After A Breather, Bulls Hit Fresh All-Time Highs

Ulli Market Commentary Contact

Tue pic

[Chart courtesy of MarketWatch.com]

Equities got back to their winning ways, notching solid gains amid optimism that the bulls still have room to run. The Nasdaq hit its highest level since November 2000 while the Dow Jones Industrial Average and Standard & Poor’s 500 Index hit fresh all-time highs. The Dow Jones jumped 124 points (0.8%) to 15,215, the S&P 500 Index was 17 points (1.0%) higher at 1,650, and the Nasdaq Composite gained 24 points (0.7%) to 3,463.

Stocks were off to the races as financials paved the way higher when hedge-fund manager David Tepper called U.S. banks “a good sector.” Bank of America Corp. and Citigroup Inc. rose more than 2.4 percent while Goldman Sachs was the top performer with 4.89% gain. The financial sector advanced 1.7%.

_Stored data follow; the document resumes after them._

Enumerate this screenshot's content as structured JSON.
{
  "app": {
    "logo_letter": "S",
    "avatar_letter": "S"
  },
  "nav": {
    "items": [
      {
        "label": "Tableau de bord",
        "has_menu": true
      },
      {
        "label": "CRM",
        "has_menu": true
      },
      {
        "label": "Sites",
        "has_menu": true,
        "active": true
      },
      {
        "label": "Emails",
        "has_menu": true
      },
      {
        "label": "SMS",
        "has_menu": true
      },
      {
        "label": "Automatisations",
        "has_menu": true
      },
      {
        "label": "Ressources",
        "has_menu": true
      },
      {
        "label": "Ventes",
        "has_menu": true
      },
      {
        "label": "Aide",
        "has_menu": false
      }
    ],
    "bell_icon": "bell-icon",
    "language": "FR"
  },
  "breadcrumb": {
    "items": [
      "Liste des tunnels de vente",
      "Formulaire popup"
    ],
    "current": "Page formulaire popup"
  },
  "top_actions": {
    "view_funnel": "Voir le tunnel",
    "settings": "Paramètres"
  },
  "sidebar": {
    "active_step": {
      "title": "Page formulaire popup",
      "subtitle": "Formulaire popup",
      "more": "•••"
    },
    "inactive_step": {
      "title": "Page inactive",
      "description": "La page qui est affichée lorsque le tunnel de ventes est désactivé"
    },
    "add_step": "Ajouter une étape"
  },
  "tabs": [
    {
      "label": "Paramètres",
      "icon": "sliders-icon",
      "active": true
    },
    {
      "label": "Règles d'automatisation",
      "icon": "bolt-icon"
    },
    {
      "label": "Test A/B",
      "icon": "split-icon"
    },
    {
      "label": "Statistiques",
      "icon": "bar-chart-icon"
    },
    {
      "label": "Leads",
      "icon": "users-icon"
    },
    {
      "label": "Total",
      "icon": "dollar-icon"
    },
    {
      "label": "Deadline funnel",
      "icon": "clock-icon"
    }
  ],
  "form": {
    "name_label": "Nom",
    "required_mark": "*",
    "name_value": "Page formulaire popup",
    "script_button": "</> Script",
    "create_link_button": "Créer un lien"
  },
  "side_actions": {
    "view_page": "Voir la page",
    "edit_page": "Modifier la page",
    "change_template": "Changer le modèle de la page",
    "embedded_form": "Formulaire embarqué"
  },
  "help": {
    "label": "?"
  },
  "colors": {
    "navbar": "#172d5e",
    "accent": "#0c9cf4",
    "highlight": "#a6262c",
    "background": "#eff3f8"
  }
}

Three growth-sensitive sectors also finished among the leaders despite the relative weakness across the commodity complex. Crude oil fell 1.0% to $94.20, but the energy sector rose 1.3%. Elsewhere, copper declined 2.1% to $3.289 per pound while gold shed 0.8% to $1423.70 per ounce. The basic materials sector, however, climbed 1.2%. Industrials also ended in the black as transportation-related names led the way. The Dow Jones Transportation Average jumped 1.9% to a new record high. The technology sector did not play along with other cyclical groups. Tech shares lagged throughout the day while the relative strength of biotechnology kept the Nasdag from falling too far behind the Dow and S&P.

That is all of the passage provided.